O ANJO
Alice de Sousa Silva
 
 

- Vai Juvelino, se despede que vou te levar agora.

- Mas seu Anjo! Faz isso cum eu não, inda nem conheci a vida, só queria morrer cum 100 ano...

Ajoelhado e chorando ele implorava ao anjo da morte, em pé a sua frente, machadinha nas costas, roupa negra, olhos avermelhados.

-Olha aqui Juvelino, sabe há quantos anos não durmo? Deixa pra lá que também não sei, mas anda , se avexe que não quero perder tempo, sabe quantas pessoas está ao meu encargo hoje? Esquece também não sei, ai que vida...quero dizer..que morte viu!

-Pruquê o sinhô num dorme um bucadim, inquanto eu penso se quero ir ou não...

O Anjo riu, coisa que não fazia há muito tempo, coração bruto, endurecido pelo trabalho de ceifar vidas, encontrava ali naquele fim de tarde um motivo para rir, mas logo voltou ao que era.

- Vamo meu filho, você ta me atrasando, maior trabalho chegar aqui nesse fim de mundo e você fica me enrrolando,acabou o tempo que pediu pra se despedir das suas vacas e seus bichos e até agora nada, para de implorar levanta que tenho de ir pra longe.

- Inton se vá que eu espero tu voltá, juro. Num redo o pé daqui.

O Anjo riu de novo, esse caipira tirava do sério, não sei pra que o SENHOR quer um tipo desses, por mim deixava que ele morresse seco igual essa terra que ele tanto gosta.

- Olha aí, a cobra que vai te morder tá ai no teu pé , se você se mexer ela te pega.

- Que droga jeca, acabei de te salvar, fala sério, tu tem sorte... vixe maria, to falando igual tu, falou tanto no meu ouvido que acabei pegando teu sotaque...

- Se..se...seu an an jo, e a co co bra... num va va vai matar não? Inda num me dispidi da margarida, a vaquinha amiga de mim...

- Chega Juvelino! Porenquanto tu ta salvo, mas eu volto hein? Esteja atento, se não for eu será outro, mas será pior que eu. To pensando aí em me aposentar...esse trabalho endureceu tanto meu coração que parece que ta fazendo efeito contrário, onde já se viu, poupar alguém, jamais me aconteceu isso, se o SENHOR descobre, arrisco perder minha aposentadoria, já pensou viver de bico pra sobreviver? Crendio lêndio...

Juvelino já de pé, ouvia as conjeturas do anjo que falava apenas para si em voz alta.
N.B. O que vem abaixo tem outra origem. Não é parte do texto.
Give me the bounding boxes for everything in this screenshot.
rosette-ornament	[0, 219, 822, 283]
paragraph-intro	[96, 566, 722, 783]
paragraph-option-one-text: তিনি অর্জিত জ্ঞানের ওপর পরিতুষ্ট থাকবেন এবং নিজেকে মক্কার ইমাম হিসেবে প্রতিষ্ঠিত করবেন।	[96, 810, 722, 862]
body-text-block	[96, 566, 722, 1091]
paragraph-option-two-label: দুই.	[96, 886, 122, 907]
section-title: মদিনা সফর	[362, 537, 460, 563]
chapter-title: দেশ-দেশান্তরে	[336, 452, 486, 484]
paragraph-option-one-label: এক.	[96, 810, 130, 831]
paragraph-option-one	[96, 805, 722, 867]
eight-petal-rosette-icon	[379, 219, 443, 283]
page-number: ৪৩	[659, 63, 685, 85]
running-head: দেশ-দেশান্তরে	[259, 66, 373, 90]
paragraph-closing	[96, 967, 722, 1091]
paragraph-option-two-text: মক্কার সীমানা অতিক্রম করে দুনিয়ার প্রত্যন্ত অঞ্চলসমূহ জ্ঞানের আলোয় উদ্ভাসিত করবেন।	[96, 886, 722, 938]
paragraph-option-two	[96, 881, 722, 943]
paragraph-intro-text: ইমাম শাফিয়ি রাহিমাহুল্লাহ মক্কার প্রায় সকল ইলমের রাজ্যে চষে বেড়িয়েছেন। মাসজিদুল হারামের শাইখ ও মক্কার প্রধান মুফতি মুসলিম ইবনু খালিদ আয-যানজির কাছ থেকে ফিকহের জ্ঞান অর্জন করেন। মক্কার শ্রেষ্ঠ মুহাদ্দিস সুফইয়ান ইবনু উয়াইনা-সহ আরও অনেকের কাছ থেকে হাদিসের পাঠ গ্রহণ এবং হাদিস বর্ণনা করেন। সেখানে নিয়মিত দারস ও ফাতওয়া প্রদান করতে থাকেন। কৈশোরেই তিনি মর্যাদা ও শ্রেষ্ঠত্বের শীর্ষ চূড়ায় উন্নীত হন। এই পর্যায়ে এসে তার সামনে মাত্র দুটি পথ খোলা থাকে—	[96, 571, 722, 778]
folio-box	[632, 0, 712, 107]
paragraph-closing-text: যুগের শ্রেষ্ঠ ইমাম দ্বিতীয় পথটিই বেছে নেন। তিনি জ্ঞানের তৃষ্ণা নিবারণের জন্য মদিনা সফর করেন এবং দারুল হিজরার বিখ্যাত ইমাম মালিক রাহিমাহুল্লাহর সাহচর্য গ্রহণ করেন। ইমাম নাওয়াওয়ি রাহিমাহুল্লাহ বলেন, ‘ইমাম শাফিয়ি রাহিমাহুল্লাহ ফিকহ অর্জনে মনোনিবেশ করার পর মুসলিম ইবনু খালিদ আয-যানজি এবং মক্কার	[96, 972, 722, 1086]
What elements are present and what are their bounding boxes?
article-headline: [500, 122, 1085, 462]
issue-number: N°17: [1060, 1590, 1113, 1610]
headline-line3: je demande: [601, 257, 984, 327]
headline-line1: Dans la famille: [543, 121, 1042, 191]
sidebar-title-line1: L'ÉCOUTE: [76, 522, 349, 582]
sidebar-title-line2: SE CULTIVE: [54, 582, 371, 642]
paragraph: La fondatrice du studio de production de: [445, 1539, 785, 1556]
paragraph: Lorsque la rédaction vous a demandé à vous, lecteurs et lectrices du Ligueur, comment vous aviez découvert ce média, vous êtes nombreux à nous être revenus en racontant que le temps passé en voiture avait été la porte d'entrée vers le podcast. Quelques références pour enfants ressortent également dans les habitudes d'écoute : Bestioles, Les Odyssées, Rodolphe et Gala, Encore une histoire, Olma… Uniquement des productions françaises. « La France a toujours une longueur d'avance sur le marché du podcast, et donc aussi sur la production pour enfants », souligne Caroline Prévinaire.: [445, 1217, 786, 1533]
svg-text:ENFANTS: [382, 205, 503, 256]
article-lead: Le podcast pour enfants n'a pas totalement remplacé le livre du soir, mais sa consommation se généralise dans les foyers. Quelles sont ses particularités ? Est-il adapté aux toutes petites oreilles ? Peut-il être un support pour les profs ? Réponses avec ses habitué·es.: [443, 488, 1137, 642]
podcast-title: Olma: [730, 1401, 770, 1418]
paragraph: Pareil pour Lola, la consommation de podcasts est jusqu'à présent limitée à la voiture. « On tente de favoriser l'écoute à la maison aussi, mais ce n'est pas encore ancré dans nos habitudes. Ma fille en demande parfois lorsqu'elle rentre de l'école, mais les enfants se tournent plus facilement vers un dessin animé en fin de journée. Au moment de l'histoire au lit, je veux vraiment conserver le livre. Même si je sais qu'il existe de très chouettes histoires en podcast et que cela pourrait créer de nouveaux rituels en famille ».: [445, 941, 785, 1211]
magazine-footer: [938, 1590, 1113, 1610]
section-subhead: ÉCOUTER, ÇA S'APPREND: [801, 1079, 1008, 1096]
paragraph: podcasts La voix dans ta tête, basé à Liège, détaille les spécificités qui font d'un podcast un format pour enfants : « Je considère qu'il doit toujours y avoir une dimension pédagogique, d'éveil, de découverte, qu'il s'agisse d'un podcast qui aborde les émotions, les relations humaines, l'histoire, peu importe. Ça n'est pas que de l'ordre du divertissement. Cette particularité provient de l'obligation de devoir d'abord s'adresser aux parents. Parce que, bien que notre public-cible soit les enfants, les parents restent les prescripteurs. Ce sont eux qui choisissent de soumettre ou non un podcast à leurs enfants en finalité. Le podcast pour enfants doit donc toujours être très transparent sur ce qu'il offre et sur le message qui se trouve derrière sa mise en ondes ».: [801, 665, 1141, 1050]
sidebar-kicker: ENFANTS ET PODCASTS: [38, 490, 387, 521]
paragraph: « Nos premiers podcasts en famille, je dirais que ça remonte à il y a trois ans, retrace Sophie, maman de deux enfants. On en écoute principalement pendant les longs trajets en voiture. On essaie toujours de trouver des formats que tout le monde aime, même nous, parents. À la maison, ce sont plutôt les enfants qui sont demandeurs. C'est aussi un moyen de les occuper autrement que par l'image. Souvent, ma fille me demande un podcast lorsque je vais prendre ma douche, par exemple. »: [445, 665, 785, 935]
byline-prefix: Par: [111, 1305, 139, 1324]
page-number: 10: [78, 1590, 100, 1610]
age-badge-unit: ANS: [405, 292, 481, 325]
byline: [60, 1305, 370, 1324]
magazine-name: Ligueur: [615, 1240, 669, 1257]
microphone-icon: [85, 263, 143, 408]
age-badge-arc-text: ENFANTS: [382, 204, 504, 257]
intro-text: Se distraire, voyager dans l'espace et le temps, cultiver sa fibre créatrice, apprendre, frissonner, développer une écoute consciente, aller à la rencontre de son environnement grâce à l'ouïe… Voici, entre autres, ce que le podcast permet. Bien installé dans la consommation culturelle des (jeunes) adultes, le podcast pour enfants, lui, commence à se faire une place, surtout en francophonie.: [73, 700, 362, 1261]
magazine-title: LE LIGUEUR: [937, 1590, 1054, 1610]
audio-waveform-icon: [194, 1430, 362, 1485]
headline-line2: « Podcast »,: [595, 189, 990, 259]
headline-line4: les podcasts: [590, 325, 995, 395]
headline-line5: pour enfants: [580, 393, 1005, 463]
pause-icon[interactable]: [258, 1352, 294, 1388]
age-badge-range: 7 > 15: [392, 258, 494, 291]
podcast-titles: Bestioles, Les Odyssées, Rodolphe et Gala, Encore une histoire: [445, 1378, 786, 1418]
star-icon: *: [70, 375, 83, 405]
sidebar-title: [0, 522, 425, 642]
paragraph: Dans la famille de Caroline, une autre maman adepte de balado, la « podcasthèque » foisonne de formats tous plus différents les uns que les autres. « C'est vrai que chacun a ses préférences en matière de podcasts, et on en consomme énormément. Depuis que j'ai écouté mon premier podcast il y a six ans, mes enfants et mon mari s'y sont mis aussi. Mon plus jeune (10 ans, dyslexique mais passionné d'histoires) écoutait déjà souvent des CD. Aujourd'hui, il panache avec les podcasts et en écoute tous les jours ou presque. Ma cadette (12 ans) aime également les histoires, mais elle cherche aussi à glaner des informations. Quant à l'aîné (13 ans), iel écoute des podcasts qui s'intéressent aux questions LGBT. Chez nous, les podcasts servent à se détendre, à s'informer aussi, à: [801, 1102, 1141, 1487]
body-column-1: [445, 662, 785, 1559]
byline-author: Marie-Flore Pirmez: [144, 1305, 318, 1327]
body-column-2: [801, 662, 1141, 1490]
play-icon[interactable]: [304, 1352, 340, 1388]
-Se aperrei não, aqui sempi tem um servicim...querendo vim morá mais eu...assim tu me avisa quando Papai do Céu quisé me levá...

- Agradeço mas prefiro a cidade viu! Mas animada, mas alegre...oh juvelino! Para de falar besteira...agitou os braços no ar como a se livrar dos pensamentos...

-Ara seu anjo, aqui também é animado sô, de manhã tem os canto dos passarim, os berro dos bichos, o canto do galo...

- E o chiado das cobras...me arrepio só de pensar, não não, meu negócio é a cidade...deixe-me ir Juvelino, tenho muito que fazer e já é noite...até mais ver...

-Até nunca mais seu anjo...a menos que se aposente tem neu um amigo e ô...nunca fale pro amigos de tu que eu moro aqui, me isqueci pelo amor de Padim ciço...risca eu do seu cadernim viu? Já se retirando o anjo responde.

- Isso é lá com o SENHOR, ele que pôs seu nome no meu caderno.

- inton se foi, tu risca e diz que eu morri, tem indereço também? Risca, risca tudo seu anjo...

- Adeus Juvelino. E sumiu no vento na escuridão da noite.

- Ainda bem que se foi, imagina, impregá no meu sítio um sujeito traidô desse, mas qui foi difice se fingir amigo dele foi... mas agora tô avisado, vô prepará umas armadia das boa pra pegar o próximo ingraçadim que me aparecê querendo levá eu pra morte.